Essential Chord Theory For Guitarists

Music theory is one of those things a lot of musicians (I’m looking at you, guitarists) like to avoid. Most of the reasons I’ve heard are that it will reduce their creativity or box them in with too many rules. I see music theory as a tool that allows me to write and learn music a lot faster and make conscious decisions about what I’m playing. I’ll be coming at this from a guitarists standpoint but you should be able to transplant it to any musical venture.

You only need 2 notes to build a chord

Chords might look incredibly complicated but when you get right down to the core of them, they only need 2 notes to function. There are 6 strings on a guitar which is why it can look like your fingers are spread all over the place when you’ve just been told to play a C minor chord. Knowing how chords are built will help you come up with interesting and perhaps better sounding guitar parts.

The major scale

The major scale is built from the following intervals:
Root, 2nd, 3rd, 4th, 5th, 6th, 7th.
On a single guitar string starting from open, this would look like:
Open, 2nd fret, 4th fret, 5th fret, 7th fret, 9th fret and 11th fret.

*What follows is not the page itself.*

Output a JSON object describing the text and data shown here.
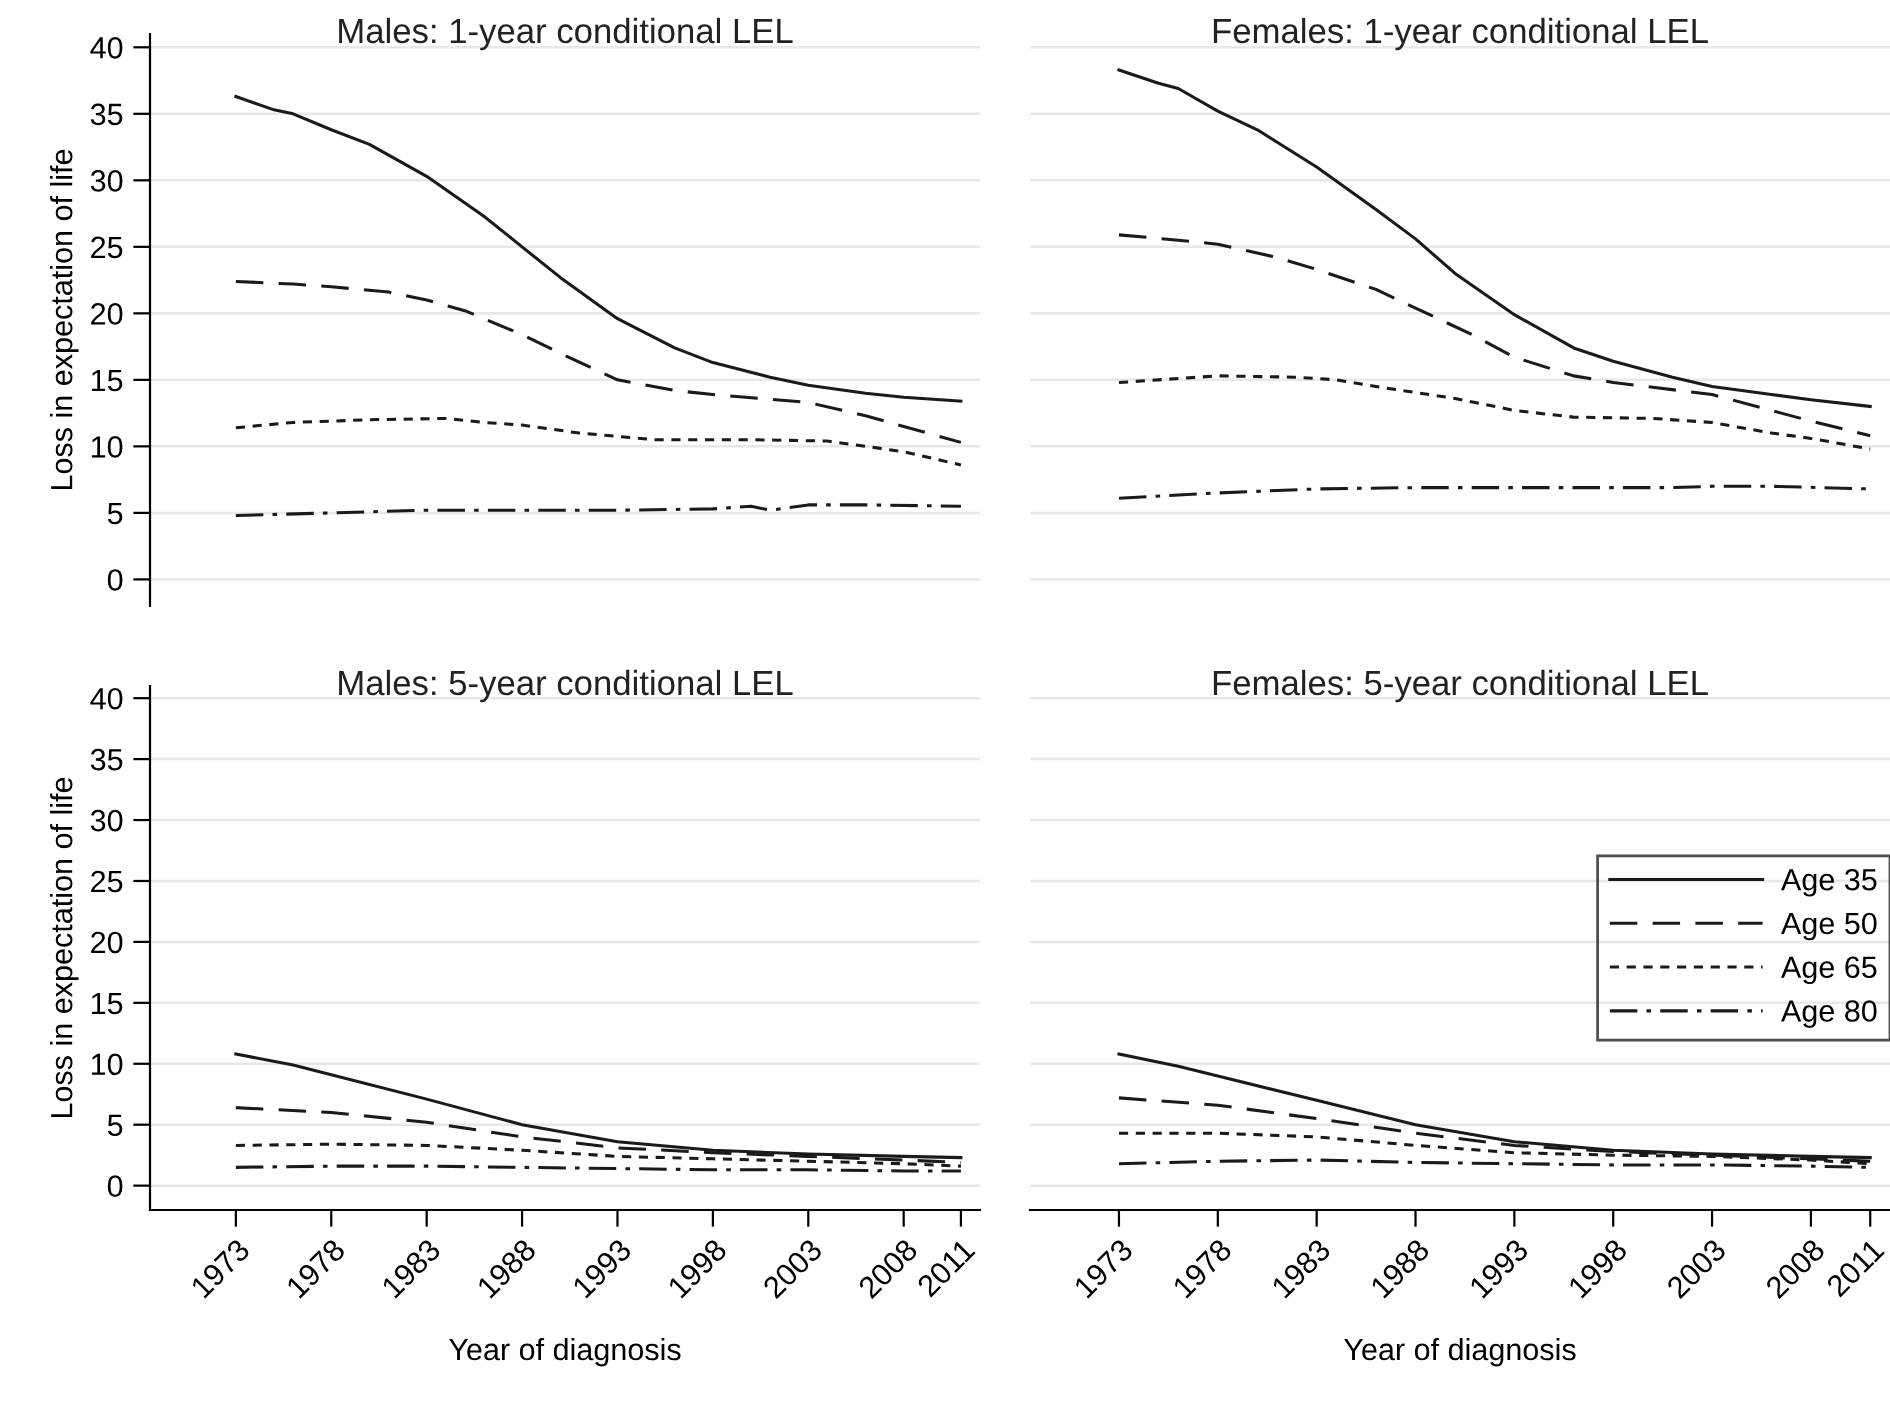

Chords are made using the root note, the 3rd and the 5th. If we look at a C major chords, those notes would be C, E and G. The C tells us what chord we’re playing, the E tells us it’s a major chord because it sounds happy, and the G makes the chord sound a bit fuller. We could quite easily get rid of the G and still be left with a happy sounding chord. Take the 9th fret on the G string (E) and play it with the 9th fret on the B string (G#). You’ve just made an E major chord with 2 notes. With guitar, less is quite often more, and these 2 notes could be a great way of playing an E chord without muddying the mix.

Major and minor chords are only 1 note different from each other

Following on from the previous section, let’s have a look at minor chords. Again, the shapes on a guitar can look quite complicated but become a lot easier to understand when you realise they’re exactly like the major chords except with a flat 3rd instead of a major 3rd. The simplest place to see this is with your open D chord shape. Starting on the open D string you have a root note (D), a 5th on fret number 2 on the G string (A), another root note 3rd fret on the B string (D), and a 3rd on the 2nd fret on the high E string (F#). If you just move that 3rd down one fret to an F, the entire chord becomes minor.

The CAGED system

Now we know how chords are made and how to easily switch between major and minor, we need a simple way to play them all. The CAGED system allows us to only learn 5 shapes and then build everything else from there. Learn your C, A, G, E and D major chords. Then learn your Am, Em and Dm chords. All these shapes can be turned into barre chords that will allow you to play anywhere on the neck. This is useful to keep your playing sounding smooth. You don’t want to play a chord up on the 7th fret and then have to leap all the way down to the 1st fret.

Example

Let’s take our open C major chord starting on the 3rd fret. This is obviously the C shape. There are another 4 ways to play this chord. We can move it up to the A shape which barres across the 3rd fret. The next shape would be the G shape which starts on the 8th fret on the low E string and barres across the 5th fret. Then we have the E shape which is a guitarist’s favourite. That one also has the root note on the 8th fret of the low E string and barres across that same fret. Finally, we’re left with the D shape which has the root note on the 10th fret of the D string.

You can see how these shapes overlap each other quite a lot and let you use the entire neck of the guitar. A lot of the shapes are pretty impractical to play which is why knowing the 2 note theory from earlier is important so that you can select only the notes you need.

Conclusion

  • At their simplest, chords are made up of only 2 notes.
  • Major and minor chords sound very different but share all the same notes except 1.
  • The CAGED system will open up the entire the neck for you.

Knowing the chord principles will make guitar playing a lot simpler and will give you more creativity to choose the right notes. This can help every aspect of your playing and even carry over to new instruments you might pick up in the future.